[PATCH] smbios: arm64: Allow table to be written at a fixed addr

Mark Kettenis mark.kettenis at xs4all.nl
Wed Oct 25 16:18:20 CEST 2023


> Date: Tue, 24 Oct 2023 18:34:05 -0400
> From: Tom Rini <trini at konsulko.com>
> 
> On Mon, Oct 23, 2023 at 05:31:19PM +0200, Mark Kettenis wrote:
> > > From: Simon Glass <sjg at chromium.org>
> > > Date: Mon, 23 Oct 2023 00:04:14 -0700
> > > 
> > > Hi Caleb,
> > > 
> > > On Sat, 21 Oct 2023 at 01:43, Caleb Connolly <caleb.connolly at linaro.org> wrote:
> > > >
> > > > Hi Simon,
> > > >
> > > > On 21/10/2023 01:45, Simon Glass wrote:
> > > > > U-Boot typically sets up its malloc() pool near the top of memory. On
> > > > > ARM64 systems this can result in an SMBIOS table above 4GB which is
> > > > > not supported by SMBIOSv2.
> [snip]
> > There is absolutely no guarantee that arm64 machines have memory below
> > 4GB.  Examples of SoCs that have no memory below 4GB are AMD's Opteron
> > A1100 SoC and all the recent Apple SoCs.
> 
> So one thing to resolve here is where does that requirement about the
> SMBIOS table needing to be below 4GB come from (standards wise), and in
> turn is that obeyed by consumers like say Linux or OpenBSD? Answering my
> own question, maybe in part, https://www.dmtf.org/standards/smbios reads
> to me like there's a v3 and maybe we should be doing what we need to
> support / identify as that, if it doesn't have that restriction?

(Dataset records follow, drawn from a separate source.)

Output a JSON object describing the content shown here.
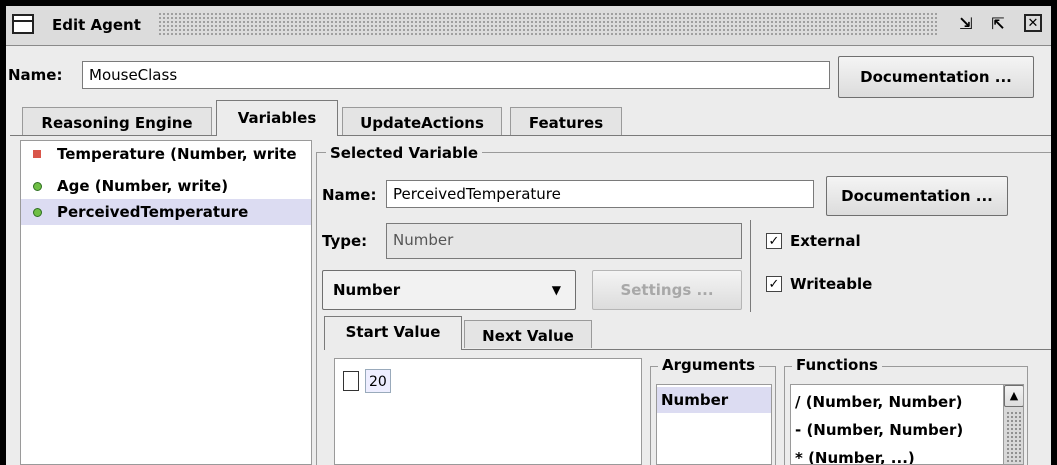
{
  "window": {
    "title": "Edit Agent",
    "buttons": [
      "restore-icon",
      "maximize-icon",
      "close-icon"
    ]
  },
  "agent": {
    "name_label": "Name:",
    "name_value": "MouseClass",
    "doc_button": "Documentation ..."
  },
  "tabs": [
    {
      "label": "Reasoning Engine",
      "active": false
    },
    {
      "label": "Variables",
      "active": true
    },
    {
      "label": "UpdateActions",
      "active": false
    },
    {
      "label": "Features",
      "active": false
    }
  ],
  "variables": [
    {
      "label": "Temperature (Number, write",
      "marker": "square",
      "color": "#d9564a",
      "selected": false
    },
    {
      "label": "Age (Number, write)",
      "marker": "circle",
      "color": "#6fbf45",
      "selected": false
    },
    {
      "label": "PerceivedTemperature",
      "marker": "circle",
      "color": "#6fbf45",
      "selected": true
    }
  ],
  "selected": {
    "group_title": "Selected Variable",
    "name_label": "Name:",
    "name_value": "PerceivedTemperature",
    "doc_button": "Documentation ...",
    "type_label": "Type:",
    "type_value": "Number",
    "type_select": "Number",
    "settings_button": "Settings ...",
    "external_label": "External",
    "external_checked": true,
    "writeable_label": "Writeable",
    "writeable_checked": true
  },
  "value_tabs": [
    {
      "label": "Start Value",
      "active": true
    },
    {
      "label": "Next Value",
      "active": false
    }
  ],
  "start_value": {
    "node_text": "20",
    "arguments_title": "Arguments",
    "arguments": [
      "Number"
    ],
    "functions_title": "Functions",
    "functions": [
      "/  (Number, Number)",
      "-  (Number, Number)",
      "*  (Number, ...)"
    ]
  }
}
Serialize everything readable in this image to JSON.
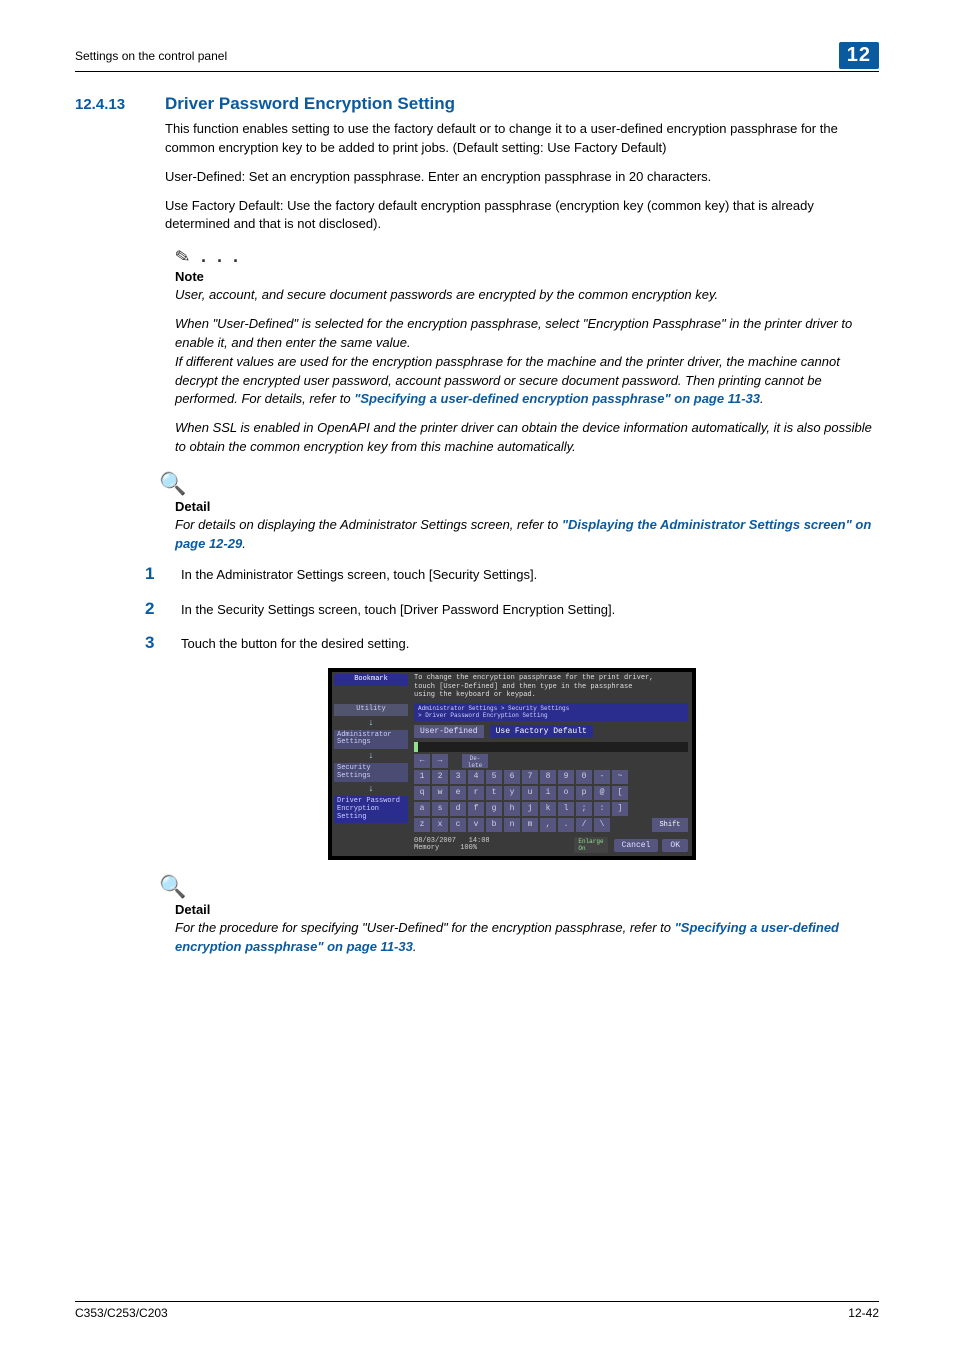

Right.  U-Boot implements SMBIOS 2.x which is pretty much obsolete and
uses 32-bit addresses.  SMBIOS 3.x allows for 64-bit addresses.  So to
fix this U-Boot needs support for SMBIOS 3.x.

Personally I don't see why we'd need SMBIOS support on non-x86
platforms, which is why implementing this isn't a high priority for
me.  I simply disabled SMBIOS support for M1 for now.